Indian Removal Act — 1830
Signed into law in 1830 by President Andrew Jackson, the Indian Removal Act provided for the general resettlement of Native Americans from east of the Mississippi River to lands west (Indian Territory). Although the removal was supposed to be voluntary, removal became mandatory whenever the government thought necessary. Thousands of Indian people including nearly the entire Indian population that had existed in the southeastern United States were moved west. The first removal treaty to follow the passage of the Indian Removal Act was with the Choctaw Nation (1830). In 1838 the Cherokee Nation was removed to reservations in what has been called “The Trail of Tears.” It is estimated that almost 8,000 Cherokee people died on the forced march or shortly thereafter.
The removal period also saw the massive movement of missionaries stationing themselves west of the Mississippi. With the expectation of the Indians’ demise as a people, missionaries made a great effort to “civilize” and Christianize Native Americans. “Tribes and nations must perish and live only as men.” (Berkhofer 1967, p. 7)

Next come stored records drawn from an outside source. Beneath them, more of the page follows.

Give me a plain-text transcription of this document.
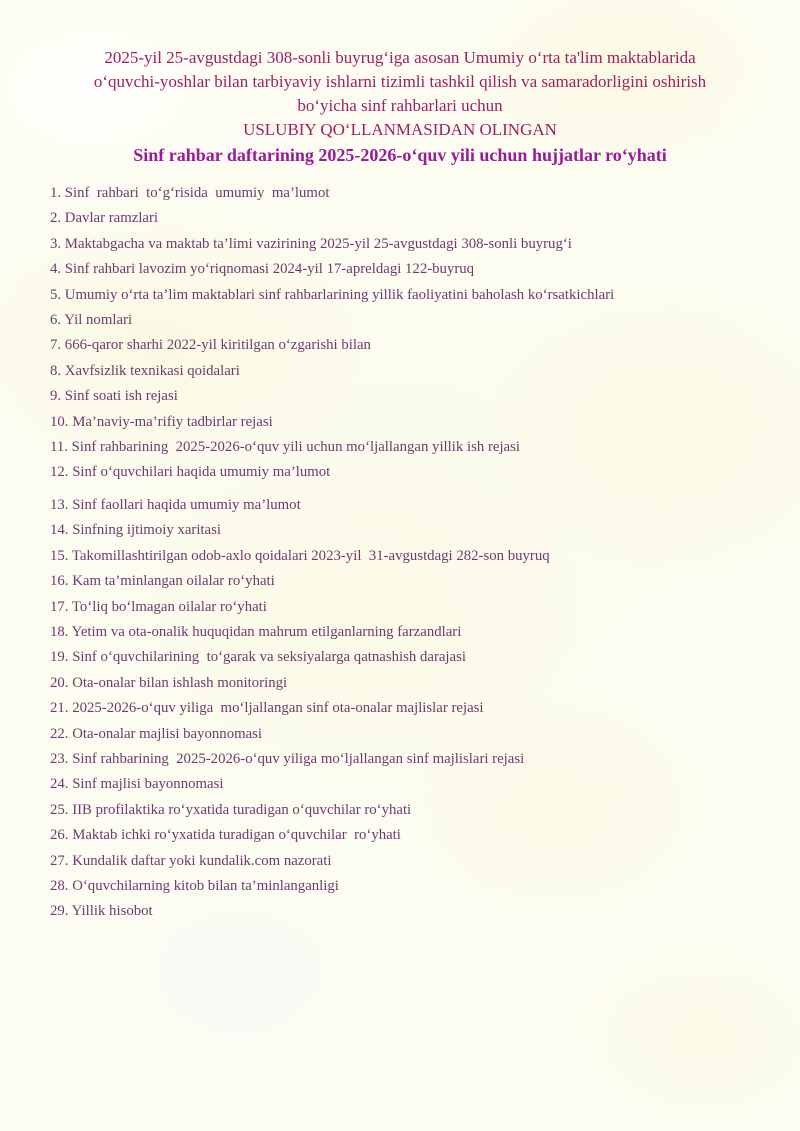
2025-yil 25-avgustdagi 308-sonli buyrug‘iga asosan Umumiy o‘rta ta'lim maktablarida
o‘quvchi-yoshlar bilan tarbiyaviy ishlarni tizimli tashkil qilish va samaradorligini oshirish
bo‘yicha sinf rahbarlari uchun
USLUBIY QO‘LLANMASIDAN OLINGAN
Sinf rahbar daftarining 2025-2026-o‘quv yili uchun hujjatlar ro‘yhati
1. Sinf  rahbari  to‘g‘risida  umumiy  ma’lumot
2. Davlar ramzlari
3. Maktabgacha va maktab ta’limi vazirining 2025-yil 25-avgustdagi 308-sonli buyrug‘i
4. Sinf rahbari lavozim yo‘riqnomasi 2024-yil 17-apreldagi 122-buyruq
5. Umumiy o‘rta ta’lim maktablari sinf rahbarlarining yillik faoliyatini baholash ko‘rsatkichlari
6. Yil nomlari
7. 666-qaror sharhi 2022-yil kiritilgan o‘zgarishi bilan
8. Xavfsizlik texnikasi qoidalari
9. Sinf soati ish rejasi
10. Ma’naviy-ma’rifiy tadbirlar rejasi
11. Sinf rahbarining  2025-2026-o‘quv yili uchun mo‘ljallangan yillik ish rejasi
12. Sinf o‘quvchilari haqida umumiy ma’lumot
13. Sinf faollari haqida umumiy ma’lumot
14. Sinfning ijtimoiy xaritasi
15. Takomillashtirilgan odob-axlo qoidalari 2023-yil  31-avgustdagi 282-son buyruq
16. Kam ta’minlangan oilalar ro‘yhati
17. To‘liq bo‘lmagan oilalar ro‘yhati
18. Yetim va ota-onalik huquqidan mahrum etilganlarning farzandlari
19. Sinf o‘quvchilarining  to‘garak va seksiyalarga qatnashish darajasi
20. Ota-onalar bilan ishlash monitoringi
21. 2025-2026-o‘quv yiliga  mo‘ljallangan sinf ota-onalar majlislar rejasi
22. Ota-onalar majlisi bayonnomasi
23. Sinf rahbarining  2025-2026-o‘quv yiliga mo‘ljallangan sinf majlislari rejasi
24. Sinf majlisi bayonnomasi
25. IIB profilaktika ro‘yxatida turadigan o‘quvchilar ro‘yhati
26. Maktab ichki ro‘yxatida turadigan o‘quvchilar  ro‘yhati
27. Kundalik daftar yoki kundalik.com nazorati
28. O‘quvchilarning kitob bilan ta’minlanganligi
29. Yillik hisobot
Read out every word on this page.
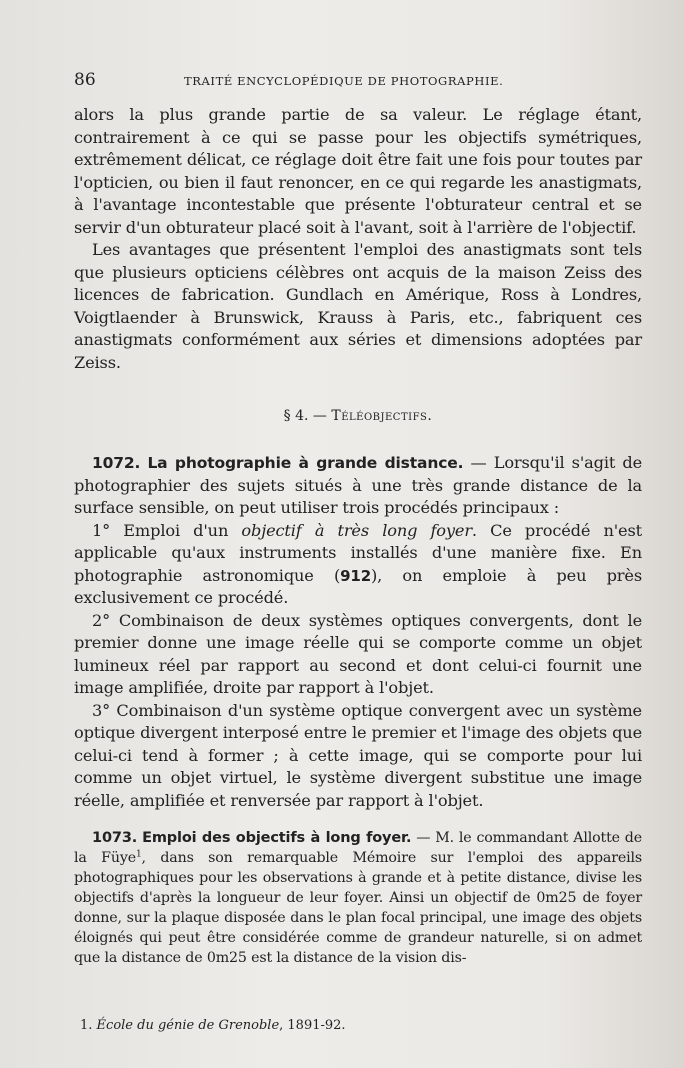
86	TRAITÉ ENCYCLOPÉDIQUE DE PHOTOGRAPHIE.

alors la plus grande partie de sa valeur. Le réglage étant, contrairement à ce qui se passe pour les objectifs symétriques, extrêmement délicat, ce réglage doit être fait une fois pour toutes par l'opticien, ou bien il faut renoncer, en ce qui regarde les anastigmats, à l'avantage incontestable que présente l'obturateur central et se servir d'un obturateur placé soit à l'avant, soit à l'arrière de l'objectif.

Les avantages que présentent l'emploi des anastigmats sont tels que plusieurs opticiens célèbres ont acquis de la maison Zeiss des licences de fabrication. Gundlach en Amérique, Ross à Londres, Voigtlaender à Brunswick, Krauss à Paris, etc., fabriquent ces anastigmats conformément aux séries et dimensions adoptées par Zeiss.

§ 4. — Téléobjectifs.

1072. La photographie à grande distance. — Lorsqu'il s'agit de photographier des sujets situés à une très grande distance de la surface sensible, on peut utiliser trois procédés principaux :

1° Emploi d'un objectif à très long foyer. Ce procédé n'est applicable qu'aux instruments installés d'une manière fixe. En photographie astronomique (912), on emploie à peu près exclusivement ce procédé.

2° Combinaison de deux systèmes optiques convergents, dont le premier donne une image réelle qui se comporte comme un objet lumineux réel par rapport au second et dont celui-ci fournit une image amplifiée, droite par rapport à l'objet.

3° Combinaison d'un système optique convergent avec un système optique divergent interposé entre le premier et l'image des objets que celui-ci tend à former ; à cette image, qui se comporte pour lui comme un objet virtuel, le système divergent substitue une image réelle, amplifiée et renversée par rapport à l'objet.

1073. Emploi des objectifs à long foyer. — M. le commandant Allotte de la Füye$^1$, dans son remarquable Mémoire sur l'emploi des appareils photographiques pour les observations à grande et à petite distance, divise les objectifs d'après la longueur de leur foyer. Ainsi un objectif de 0m25 de foyer donne, sur la plaque disposée dans le plan focal principal, une image des objets éloignés qui peut être considérée comme de grandeur naturelle, si on admet que la distance de 0m25 est la distance de la vision dis-

1. École du génie de Grenoble, 1891-92.
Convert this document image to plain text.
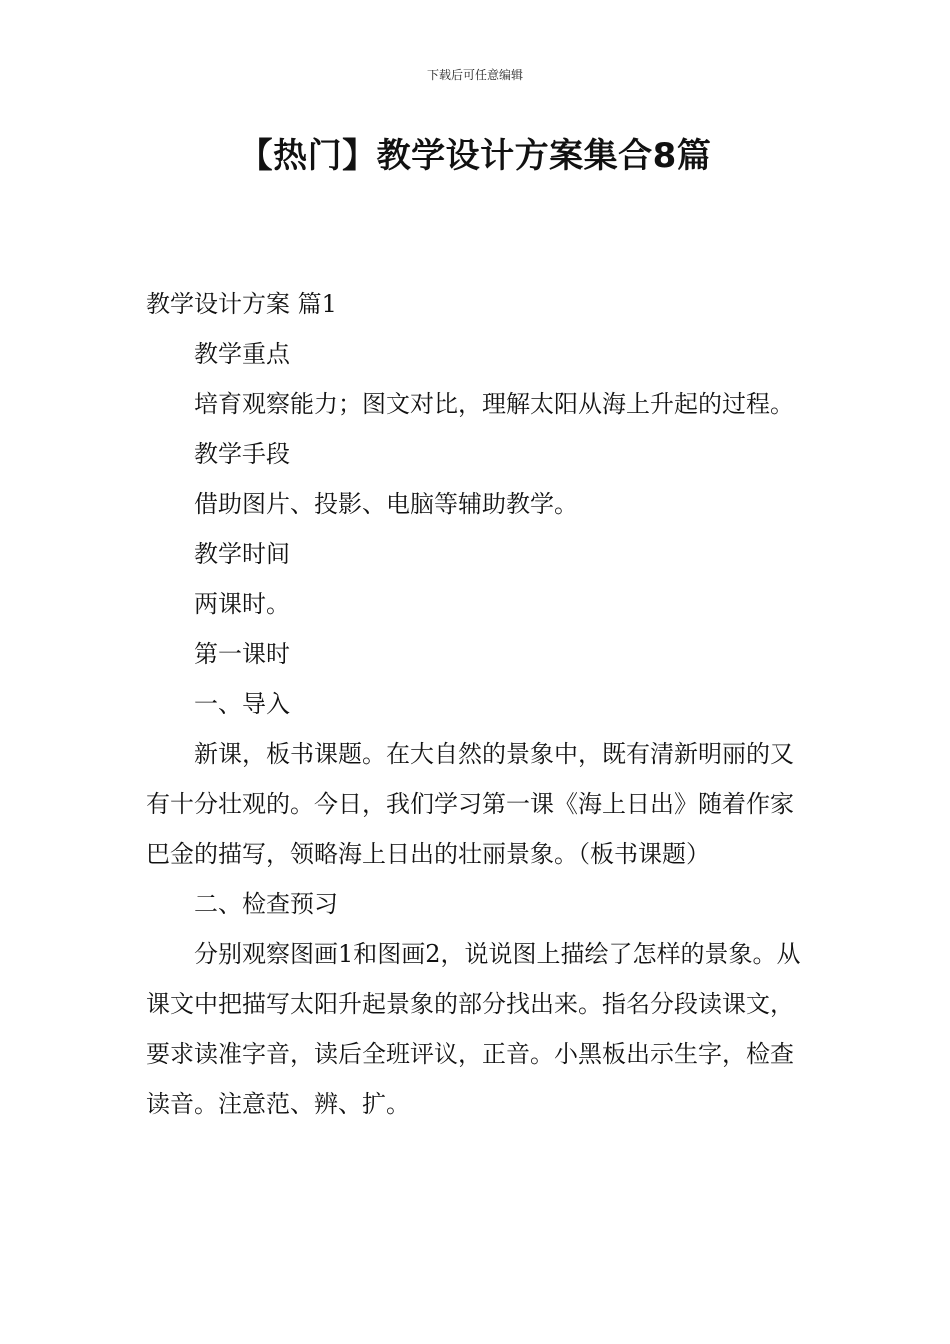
下载后可任意编辑
【热门】教学设计方案集合8篇
教学设计方案 篇1

教学重点

培育观察能力；图文对比，理解太阳从海上升起的过程。

教学手段

借助图片、投影、电脑等辅助教学。

教学时间

两课时。

第一课时

一、导入

新课，板书课题。在大自然的景象中，既有清新明丽的又有十分壮观的。今日，我们学习第一课《海上日出》随着作家巴金的描写，领略海上日出的壮丽景象。（板书课题）

二、检查预习

分别观察图画1和图画2，说说图上描绘了怎样的景象。从课文中把描写太阳升起景象的部分找出来。指名分段读课文，要求读准字音，读后全班评议，正音。小黑板出示生字，检查读音。注意范、辨、扩。
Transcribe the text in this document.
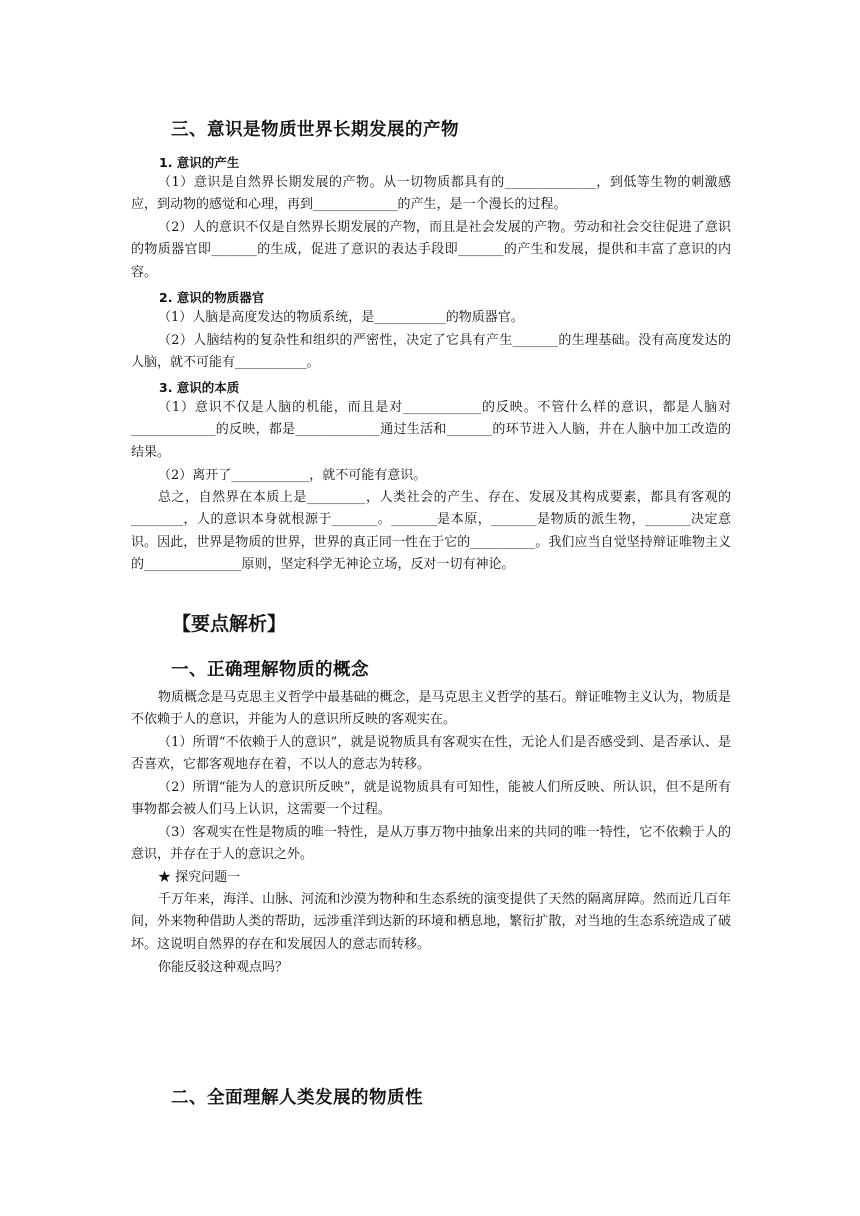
三、意识是物质世界长期发展的产物
1. 意识的产生

（1）意识是自然界长期发展的产物。从一切物质都具有的______________，到低等生物的刺激感应，到动物的感觉和心理，再到_____________的产生，是一个漫长的过程。

（2）人的意识不仅是自然界长期发展的产物，而且是社会发展的产物。劳动和社会交往促进了意识的物质器官即_______的生成，促进了意识的表达手段即_______的产生和发展，提供和丰富了意识的内容。

2. 意识的物质器官

（1）人脑是高度发达的物质系统，是___________的物质器官。

（2）人脑结构的复杂性和组织的严密性，决定了它具有产生_______的生理基础。没有高度发达的人脑，就不可能有___________。

3. 意识的本质

（1）意识不仅是人脑的机能，而且是对____________的反映。不管什么样的意识，都是人脑对_____________的反映，都是_____________通过生活和_______的环节进入人脑，并在人脑中加工改造的结果。

（2）离开了____________，就不可能有意识。

总之，自然界在本质上是_________，人类社会的产生、存在、发展及其构成要素，都具有客观的________，人的意识本身就根源于_______。_______是本原，_______是物质的派生物，_______决定意识。因此，世界是物质的世界，世界的真正同一性在于它的__________。我们应当自觉坚持辩证唯物主义的_______________原则，坚定科学无神论立场，反对一切有神论。

【要点解析】
一、正确理解物质的概念

物质概念是马克思主义哲学中最基础的概念，是马克思主义哲学的基石。辩证唯物主义认为，物质是不依赖于人的意识，并能为人的意识所反映的客观实在。

（1）所谓“不依赖于人的意识”，就是说物质具有客观实在性，无论人们是否感受到、是否承认、是否喜欢，它都客观地存在着，不以人的意志为转移。

（2）所谓“能为人的意识所反映”，就是说物质具有可知性，能被人们所反映、所认识，但不是所有事物都会被人们马上认识，这需要一个过程。

（3）客观实在性是物质的唯一特性，是从万事万物中抽象出来的共同的唯一特性，它不依赖于人的意识，并存在于人的意识之外。

★ 探究问题一

千万年来，海洋、山脉、河流和沙漠为物种和生态系统的演变提供了天然的隔离屏障。然而近几百年间，外来物种借助人类的帮助，远涉重洋到达新的环境和栖息地，繁衍扩散，对当地的生态系统造成了破坏。这说明自然界的存在和发展因人的意志而转移。

你能反驳这种观点吗？

二、全面理解人类发展的物质性
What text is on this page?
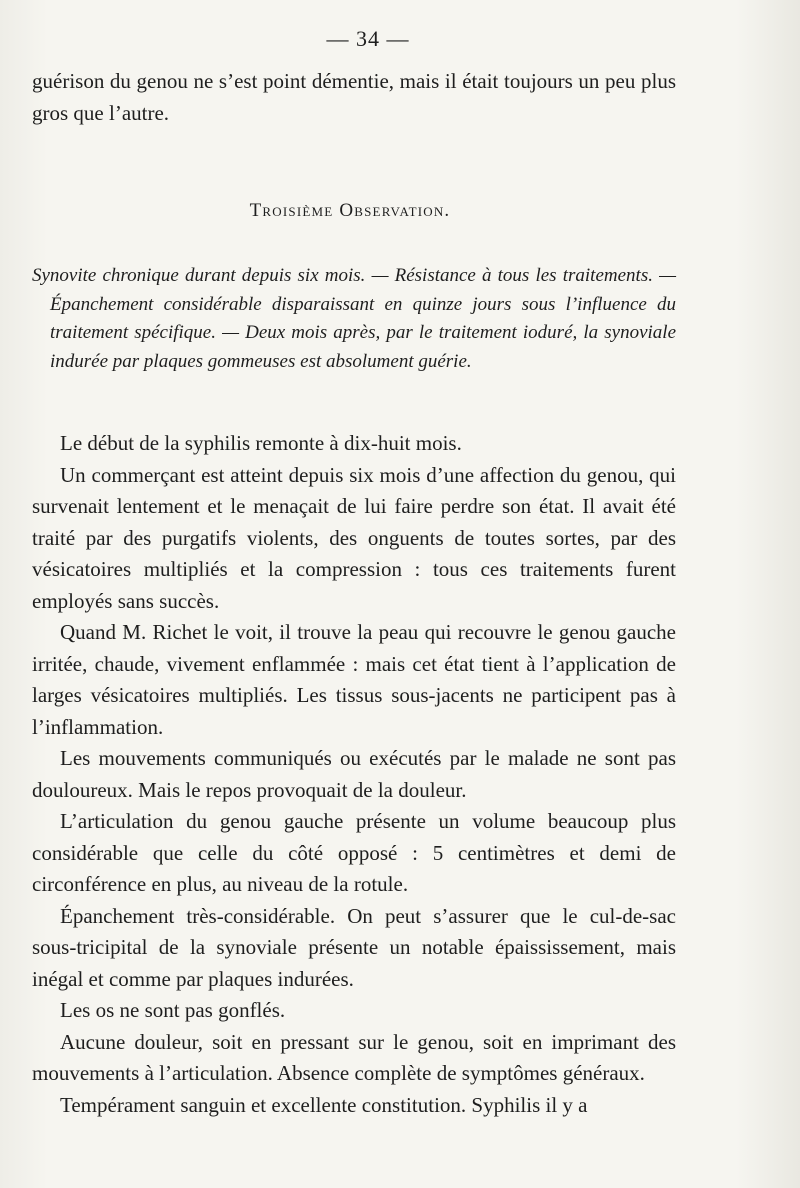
— 34 —

guérison du genou ne s’est point démentie, mais il était toujours un peu plus gros que l’autre.

Troisième Observation.
Synovite chronique durant depuis six mois. — Résistance à tous les traitements. — Épanchement considérable disparaissant en quinze jours sous l’influence du traitement spécifique. — Deux mois après, par le traitement ioduré, la synoviale indurée par plaques gommeuses est absolument guérie.

Le début de la syphilis remonte à dix-huit mois.

Un commerçant est atteint depuis six mois d’une affection du genou, qui survenait lentement et le menaçait de lui faire perdre son état. Il avait été traité par des purgatifs violents, des onguents de toutes sortes, par des vésicatoires multipliés et la compression : tous ces traitements furent employés sans succès.

Quand M. Richet le voit, il trouve la peau qui recouvre le genou gauche irritée, chaude, vivement enflammée : mais cet état tient à l’application de larges vésicatoires multipliés. Les tissus sous-jacents ne participent pas à l’inflammation.

Les mouvements communiqués ou exécutés par le malade ne sont pas douloureux. Mais le repos provoquait de la douleur.

L’articulation du genou gauche présente un volume beaucoup plus considérable que celle du côté opposé : 5 centimètres et demi de circonférence en plus, au niveau de la rotule.

Épanchement très-considérable. On peut s’assurer que le cul-de-sac sous-tricipital de la synoviale présente un notable épaississement, mais inégal et comme par plaques indurées.

Les os ne sont pas gonflés.

Aucune douleur, soit en pressant sur le genou, soit en imprimant des mouvements à l’articulation. Absence complète de symptômes généraux.

Tempérament sanguin et excellente constitution. Syphilis il y a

The removal concept was further refined after the mid-century when it became evident that U.S. expansion planned to claim the West as well as the East. U.S. government officials concluded unspecified tracts of “Indian Territory” needed to be more sharply defined into reservations. Those opposing westward expansion were rounded up and forcibly confined to the reservations. This instigated the Great Plains wars of the 1860s-1880s.